病状が重いときは、ステロイドを用いることがあります。この薬は強力な抗炎症作用を持ち、皮膚炎や喘息などの重度のアレルギー症状があるときに選択されます。その反面、長期使用による副作用のリスクがあります。
職業性喘息があるときは、気管支拡張薬が用いられます。この薬は、気道を広げることで呼吸を楽にし、主に喘息症状の緩和に用いられます。病状が重いときは、ステロイドの吸入薬が検討されます。
これらの薬物療法は、症状の程度や個別の状況に応じて適切に選ばれます。
注意点として、アレルゲンの接触によって症状がひどい場合は、異動(配置転換)、転職を含めて検討することもあります。
予防について
職業性アレルギーを防ぐためには、自分でできる様々な対策があります。まず、作業内容に応じた適切な保護具(マスク、手袋、ゴーグルなど)を選択し、正しく着用することが大切です。これらの保護具は使った後に洗浄し、定期的に交換しましょう。
衛生管理も重要な予防策です。手洗いやうがいを心がけましょう。そして、作業服は職場に置いて帰り、定期的に洗濯することで、作業場所以外へのアレルゲンの持ち込みを防止します。
仕事場の環境の把握も欠かせません。使用している物質の安全データシート(SDS)を確認してリスクを理解し、換気の悪い場所や粉じんの多い場所での長時間作業を避けることが大切です。
また、定期的な健康診断を受けること、アレルギー症状の観察をすることが大切です。体調の変化があれば速やかに報告するなど、自分の体調の管理にも注意を払う必要があります。
アナフィラキシーショックの既往がある人、発症リスクが高い人は、エピペン(アドレナリン自己注射キット)の携帯が必要です。
最後に、職場でのコミュニケーションも重要です。気になる症状や不安なことを上司や産業医に相談し、同僚と情報を共有することが大切です。
労災の関係について
職業性アレルギーが、仕事に関することで発症したと認められれば、労働災害として扱われる可能性があります。

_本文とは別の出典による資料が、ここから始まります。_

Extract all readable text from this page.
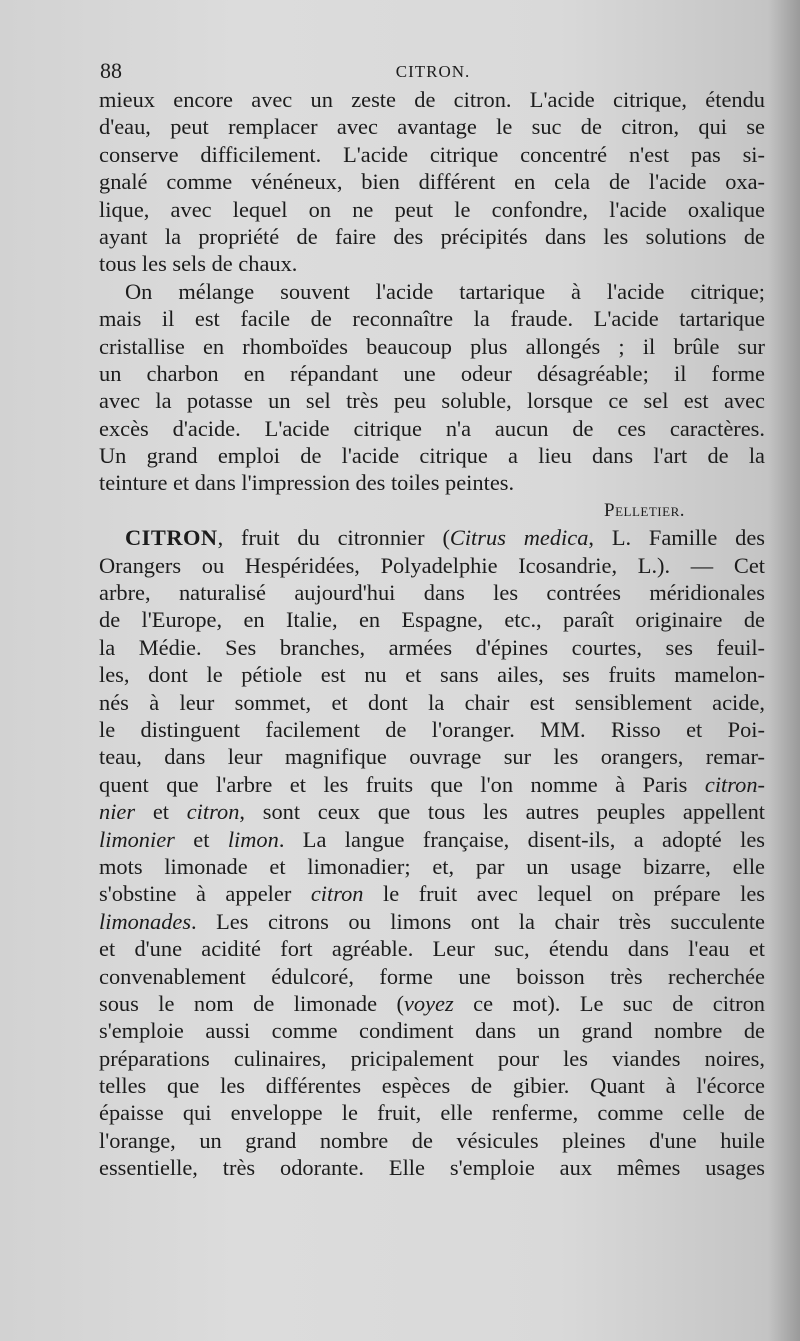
88	CITRON.
mieux encore avec un zeste de citron. L'acide citrique, étendu
d'eau, peut remplacer avec avantage le suc de citron, qui se
conserve difficilement. L'acide citrique concentré n'est pas si-
gnalé comme vénéneux, bien différent en cela de l'acide oxa-
lique, avec lequel on ne peut le confondre, l'acide oxalique
ayant la propriété de faire des précipités dans les solutions de
tous les sels de chaux.
On mélange souvent l'acide tartarique à l'acide citrique;
mais il est facile de reconnaître la fraude. L'acide tartarique
cristallise en rhomboïdes beaucoup plus allongés ; il brûle sur
un charbon en répandant une odeur désagréable; il forme
avec la potasse un sel très peu soluble, lorsque ce sel est avec
excès d'acide. L'acide citrique n'a aucun de ces caractères.
Un grand emploi de l'acide citrique a lieu dans l'art de la
teinture et dans l'impression des toiles peintes.
Pelletier.
CITRON, fruit du citronnier (Citrus medica, L. Famille des
Orangers ou Hespéridées, Polyadelphie Icosandrie, L.). — Cet
arbre, naturalisé aujourd'hui dans les contrées méridionales
de l'Europe, en Italie, en Espagne, etc., paraît originaire de
la Médie. Ses branches, armées d'épines courtes, ses feuil-
les, dont le pétiole est nu et sans ailes, ses fruits mamelon-
nés à leur sommet, et dont la chair est sensiblement acide,
le distinguent facilement de l'oranger. MM. Risso et Poi-
teau, dans leur magnifique ouvrage sur les orangers, remar-
quent que l'arbre et les fruits que l'on nomme à Paris citron-
nier et citron, sont ceux que tous les autres peuples appellent
limonier et limon. La langue française, disent-ils, a adopté les
mots limonade et limonadier; et, par un usage bizarre, elle
s'obstine à appeler citron le fruit avec lequel on prépare les
limonades. Les citrons ou limons ont la chair très succulente
et d'une acidité fort agréable. Leur suc, étendu dans l'eau et
convenablement édulcoré, forme une boisson très recherchée
sous le nom de limonade (voyez ce mot). Le suc de citron
s'emploie aussi comme condiment dans un grand nombre de
préparations culinaires, pricipalement pour les viandes noires,
telles que les différentes espèces de gibier. Quant à l'écorce
épaisse qui enveloppe le fruit, elle renferme, comme celle de
l'orange, un grand nombre de vésicules pleines d'une huile
essentielle, très odorante. Elle s'emploie aux mêmes usages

労災認定には主に二つの条件があります。一つは「業務遂行性」、すなわち、アレルギー症状が仕事中や仕事に関連して発生したことです。もう一つは「業務起因性」です。これは、仕事がアレルギーの原因であると判定できる明確な関係があることです。
これらの条件を満たしているかは、労働基準監督署が判断し、補償(保険給付)を行うかどうかを決定します。職業性アレルギーの症状がある場合は、詳細な記録をとり、医師の診断を受け、職場や労働基準監督署に相談することをおすすめします。